En aquella Valencia, en aquella España, de 1951 sustentada en tres pilares fundamentales „La Iglesia, el hambre, y los deseos reprimidos, señala el escritor„ que se bañaran hombres y mujeres juntos era visto como un pecado mortal. Era obligatorio el uso de trajes de baño de una pieza y unas medidas determinadas. El biquini podía multarse con 40.000 pesetas, lo que valía un piso de la época. Además, cuando alguien era sancionado se publicaba en la prensa cuando alguien había sido denunciado, su nombre se publicaba en la prensa para mayor oprobio. «De repente, cuando más tranquila está, cuando parece un lagarto aletargado, alguien chilla "¡Que viene la moral, que viene la moral!", y entonces, todas las mujeres que no tienen albornoz, como una manada de gacelas, trotan hacia la orilla y se meten en el agua», se lee en la novela.

Sin embargo, la decencia se topó con el negocio. Algunos visionarios advirtieron de que aquellas turistas inmorales podían traían un pan debajo de su desnudo brazo. Vivían sumidos, dice Daniel Blanco, en un enorme «ejercicio de incoherencia provocado por la situación histórica, autárquica, con las fronteras cerradas». Dos años después del congreso de Valencia, el alcalde de Benidorm, Pedro Zaragoza, abrió una primera ventana. Pese a la amenaza de excomunión por parte del obispo Olaechea, y en Vespa, viajó hasta El Pardo, se reunió con Franco -con Carmen Polo presente- y logró una «dispensa» para el biquini en su pueblo. «Transigió -apunta Blanco Parra- porque no le quedaba otra, era eso o morirse de hambre».

El cemento pesó. Las primeras inversiones turísticas. También se vio como oportunidad propagandística: «El turismo estaba llamado a convertirse en la mejor propaganda del Régimen, es decir, los mandamases estaban convencidos de que los que venían aquí de vacaciones volverían a sus países maravillados y, gracias a la magia del boca-oreja, Europa se rendiría a nuestros pies...» Y la prensa británica se preguntaba «¿Qué quieren los españoles? ¿que nos bañemos como en 1900?»
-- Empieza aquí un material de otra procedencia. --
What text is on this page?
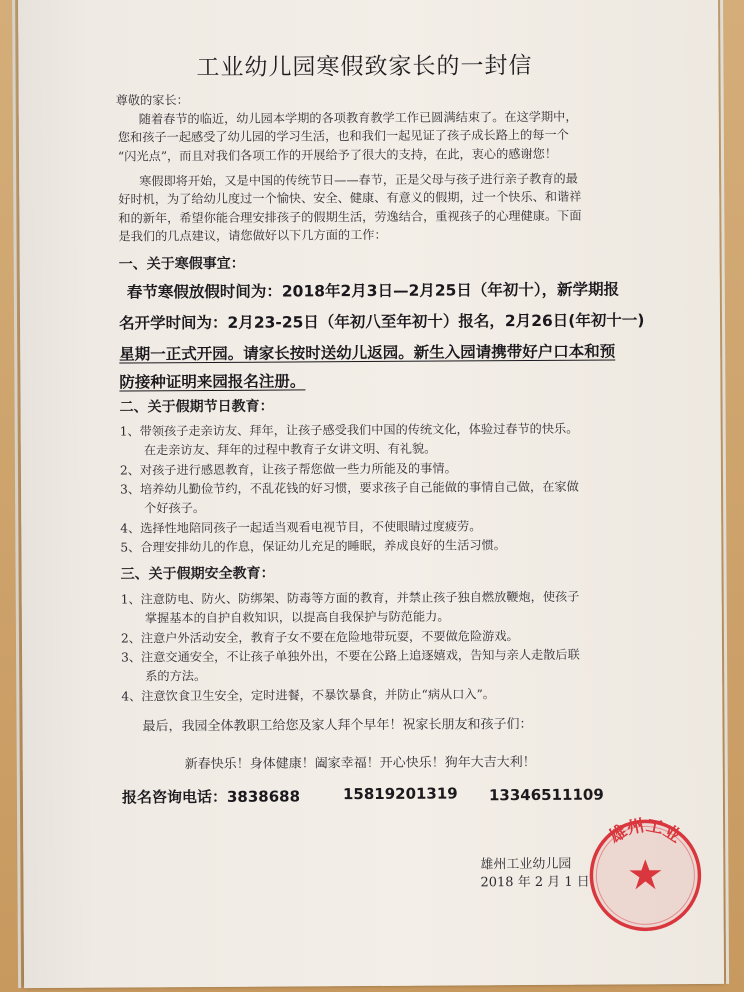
工业幼儿园寒假致家长的一封信
尊敬的家长：
随着春节的临近，幼儿园本学期的各项教育教学工作已圆满结束了。在这学期中，
您和孩子一起感受了幼儿园的学习生活，也和我们一起见证了孩子成长路上的每一个
“闪光点”，而且对我们各项工作的开展给予了很大的支持，在此，衷心的感谢您！
寒假即将开始，又是中国的传统节日——春节，正是父母与孩子进行亲子教育的最
好时机，为了给幼儿度过一个愉快、安全、健康、有意义的假期，过一个快乐、和谐祥
和的新年，希望你能合理安排孩子的假期生活，劳逸结合，重视孩子的心理健康。下面
是我们的几点建议，请您做好以下几方面的工作：
一、关于寒假事宜：
春节寒假放假时间为：2018年2月3日—2月25日（年初十），新学期报
名开学时间为：2月23-25日（年初八至年初十）报名，2月26日(年初十一)
星期一正式开园。请家长按时送幼儿返园。新生入园请携带好户口本和预
防接种证明来园报名注册。
二、关于假期节日教育：
1、带领孩子走亲访友、拜年，让孩子感受我们中国的传统文化，体验过春节的快乐。
在走亲访友、拜年的过程中教育子女讲文明、有礼貌。
2、对孩子进行感恩教育，让孩子帮您做一些力所能及的事情。
3、培养幼儿勤俭节约，不乱花钱的好习惯，要求孩子自己能做的事情自己做，在家做
个好孩子。
4、选择性地陪同孩子一起适当观看电视节目，不使眼睛过度疲劳。
5、合理安排幼儿的作息，保证幼儿充足的睡眠，养成良好的生活习惯。
三、关于假期安全教育：
1、注意防电、防火、防绑架、防毒等方面的教育，并禁止孩子独自燃放鞭炮，使孩子
掌握基本的自护自救知识，以提高自我保护与防范能力。
2、注意户外活动安全，教育子女不要在危险地带玩耍，不要做危险游戏。
3、注意交通安全，不让孩子单独外出，不要在公路上追逐嬉戏，告知与亲人走散后联
系的方法。
4、注意饮食卫生安全，定时进餐，不暴饮暴食，并防止“病从口入”。
最后，我园全体教职工给您及家人拜个早年！祝家长朋友和孩子们：
新春快乐！身体健康！阖家幸福！开心快乐！狗年大吉大利！
报名咨询电话：3838688	15819201319 13346511109
雄州工业
雄州工业幼儿园
2018 年 2 月 1 日
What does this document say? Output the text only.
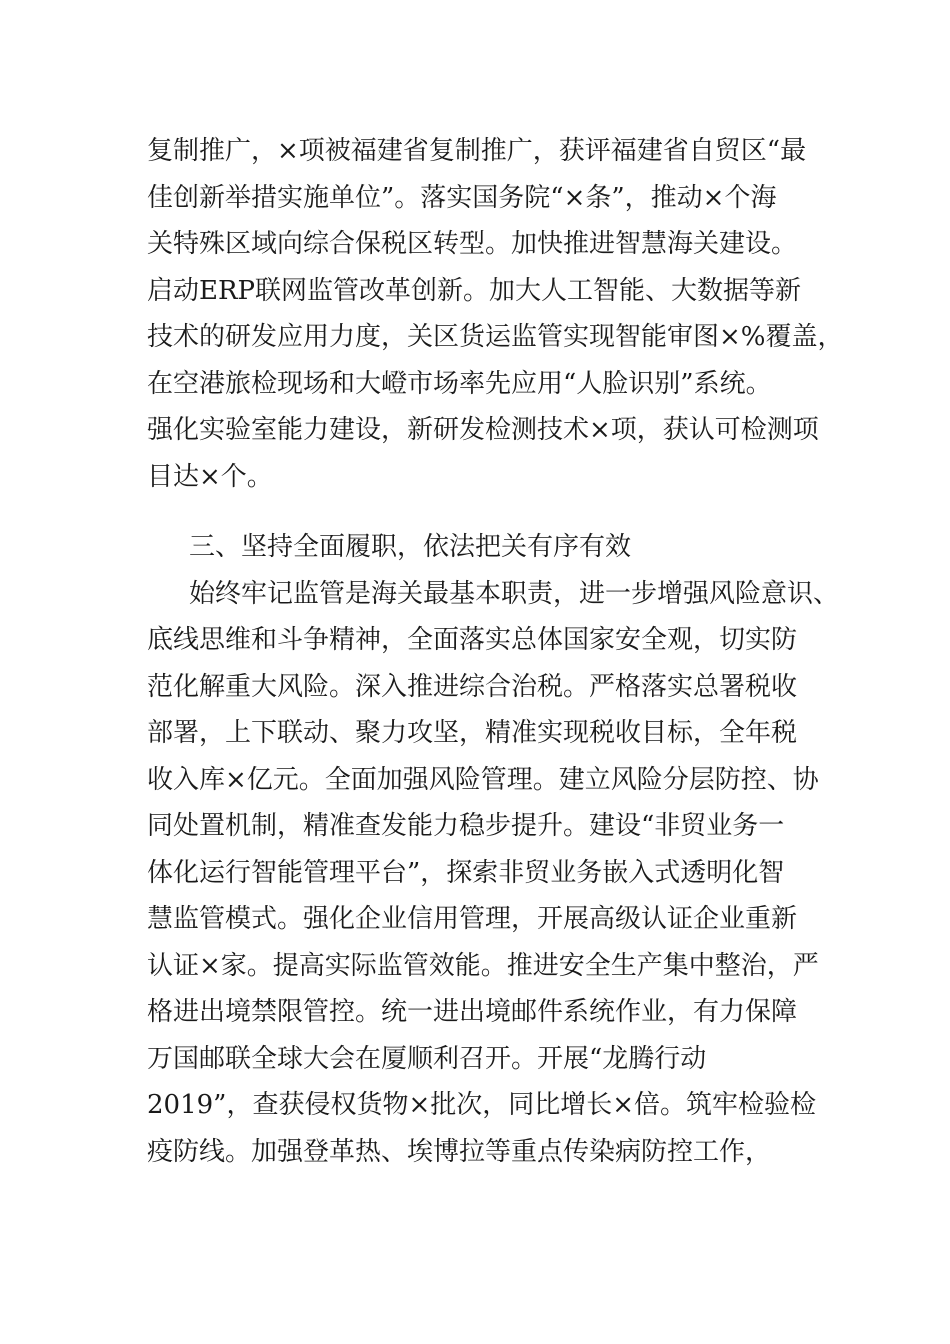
复制推广，×项被福建省复制推广，获评福建省自贸区“最
佳创新举措实施单位”。落实国务院“×条”，推动×个海
关特殊区域向综合保税区转型。加快推进智慧海关建设。
启动ERP联网监管改革创新。加大人工智能、大数据等新
技术的研发应用力度，关区货运监管实现智能审图×%覆盖，
在空港旅检现场和大嶝市场率先应用“人脸识别”系统。
强化实验室能力建设，新研发检测技术×项，获认可检测项
目达×个。
三、坚持全面履职，依法把关有序有效
始终牢记监管是海关最基本职责，进一步增强风险意识、
底线思维和斗争精神，全面落实总体国家安全观，切实防
范化解重大风险。深入推进综合治税。严格落实总署税收
部署，上下联动、聚力攻坚，精准实现税收目标，全年税
收入库×亿元。全面加强风险管理。建立风险分层防控、协
同处置机制，精准查发能力稳步提升。建设“非贸业务一
体化运行智能管理平台”，探索非贸业务嵌入式透明化智
慧监管模式。强化企业信用管理，开展高级认证企业重新
认证×家。提高实际监管效能。推进安全生产集中整治，严
格进出境禁限管控。统一进出境邮件系统作业，有力保障
万国邮联全球大会在厦顺利召开。开展“龙腾行动
2019”，查获侵权货物×批次，同比增长×倍。筑牢检验检
疫防线。加强登革热、埃博拉等重点传染病防控工作，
Benidorm fue un islote. En el resto de España regía el espíritu -y los bandos municipales que se dictaron a su calor- de las rimbombantes conclusiones del I Congreso Nacional de Moralidad en Playas, Piscinas y márgenes de ríos: una gran campaña de decencia, poner coto «a la invasión paganizante y desnudista de extranjeros que vilipendian el honor de España y el sentimiento católico de nuestra Patria», la separación de sexos en los baños o la definición del modelo estándar considerado «bañador aceptable» tanto para señoras como para caballeros.

Después del primer congreso (que se celebró en Valencia porque era «el foco del conflicto» en calidad de destino preferente para los foráneos, y que puso como ejemplo a seguir clubes católicos como el de Benimar) todavía se celebró otro en Santander. Pero era cuestión de tiempo. Las rubias despampanantes de los biquinis («al obispo le gusta referirse a la playa como gusaneras multicolores», reza la novela) no tardaron en «invadir» la costa española.
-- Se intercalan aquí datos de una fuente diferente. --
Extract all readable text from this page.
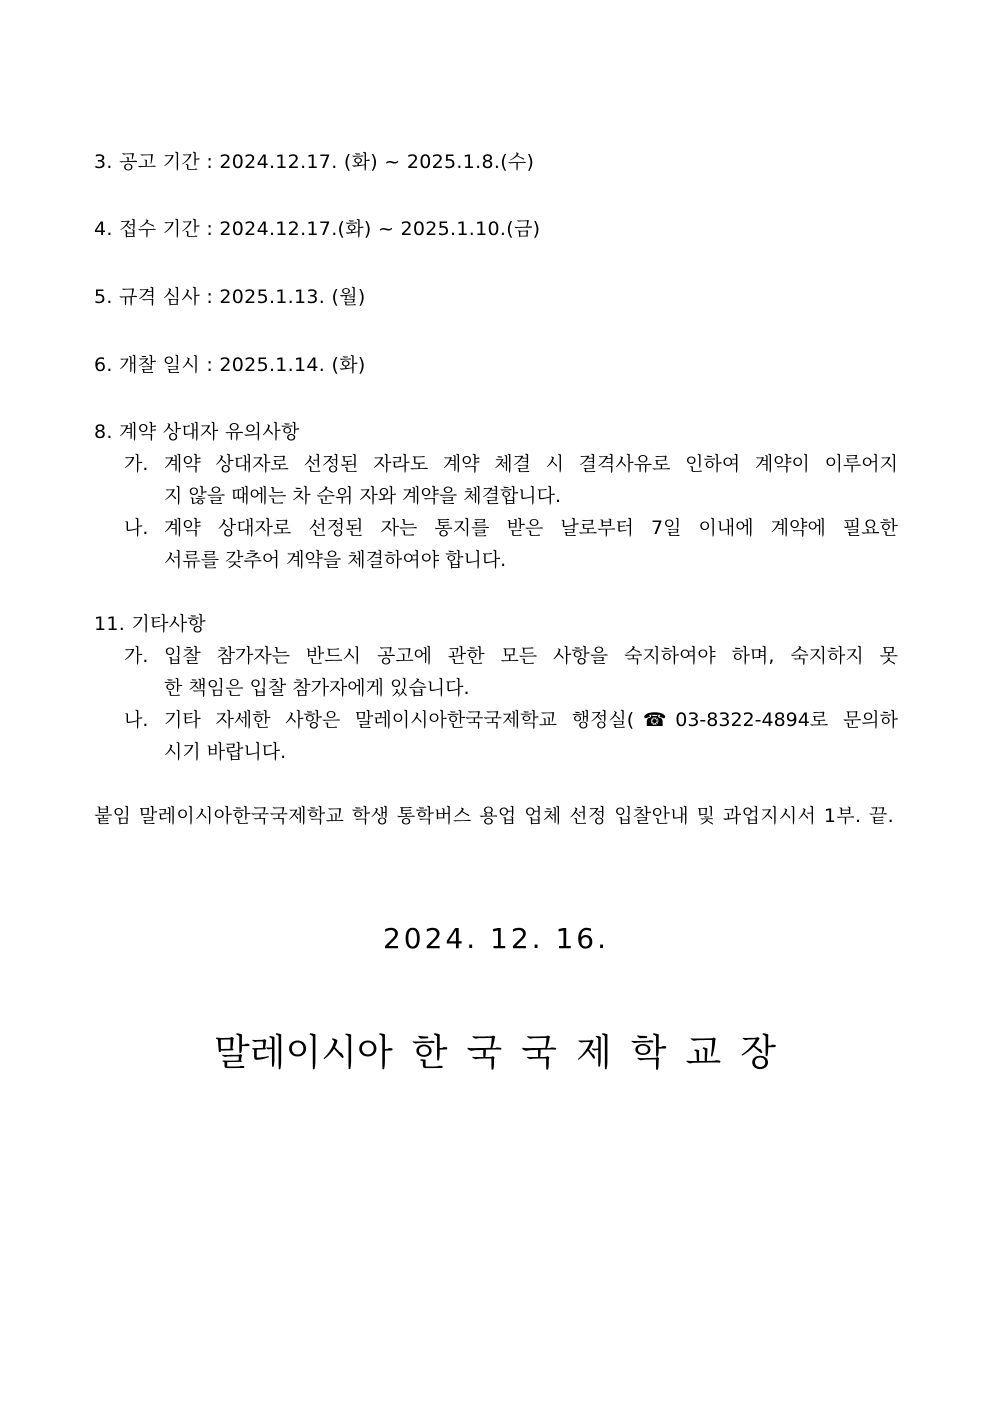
3. 공고 기간 : 2024.12.17. (화) ~ 2025.1.8.(수)
4. 접수 기간 : 2024.12.17.(화) ~ 2025.1.10.(금)
5. 규격 심사 : 2025.1.13. (월)
6. 개찰 일시 : 2025.1.14. (화)
8. 계약 상대자 유의사항
가. 계약 상대자로 선정된 자라도 계약 체결 시 결격사유로 인하여 계약이 이루어지
지 않을 때에는 차 순위 자와 계약을 체결합니다.
나. 계약 상대자로 선정된 자는 통지를 받은 날로부터 7일 이내에 계약에 필요한
서류를 갖추어 계약을 체결하여야 합니다.
11. 기타사항
가. 입찰 참가자는 반드시 공고에 관한 모든 사항을 숙지하여야 하며, 숙지하지 못
한 책임은 입찰 참가자에게 있습니다.
나. 기타 자세한 사항은 말레이시아한국국제학교 행정실(☎03-8322-4894로 문의하
시기 바랍니다.
붙임 말레이시아한국국제학교 학생 통학버스 용업 업체 선정 입찰안내 및 과업지시서 1부. 끝.
2024. 12. 16.
말레이시아 한 국 국 제 학 교 장
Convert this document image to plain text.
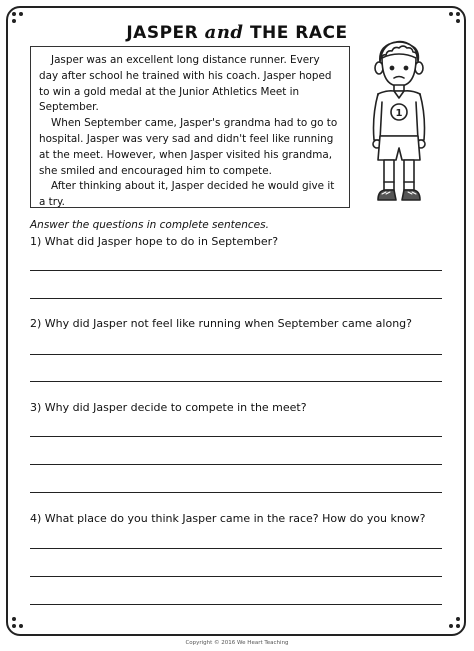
JASPER and THE RACE

Jasper was an excellent long distance runner. Every day after school he trained with his coach. Jasper hoped to win a gold medal at the Junior Athletics Meet in September.

When September came, Jasper's grandma had to go to hospital. Jasper was very sad and didn't feel like running at the meet. However, when Jasper visited his grandma, she smiled and encouraged him to compete.

After thinking about it, Jasper decided he would give it a try.

1
Answer the questions in complete sentences.
1) What did Jasper hope to do in September?
2) Why did Jasper not feel like running when September came along?
3) Why did Jasper decide to compete in the meet?
4) What place do you think Jasper came in the race? How do you know?
Copyright © 2016 We Heart Teaching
Y las nativas terminaron, como «la Señora», protagonista de Los pecados de verano, por imitarlas.

Daniel Blanco Parra rememora una divertida anécdota que circulaba por los mentideros: el caso de una actriz a la que un policía advirtió de que no podía llevar traje de baño de dos piezas, pues solo estaba autorizado el de una, y ella le preguntó ¿cuál de las dos prefiere que me quite, la de arriba o la de abajo?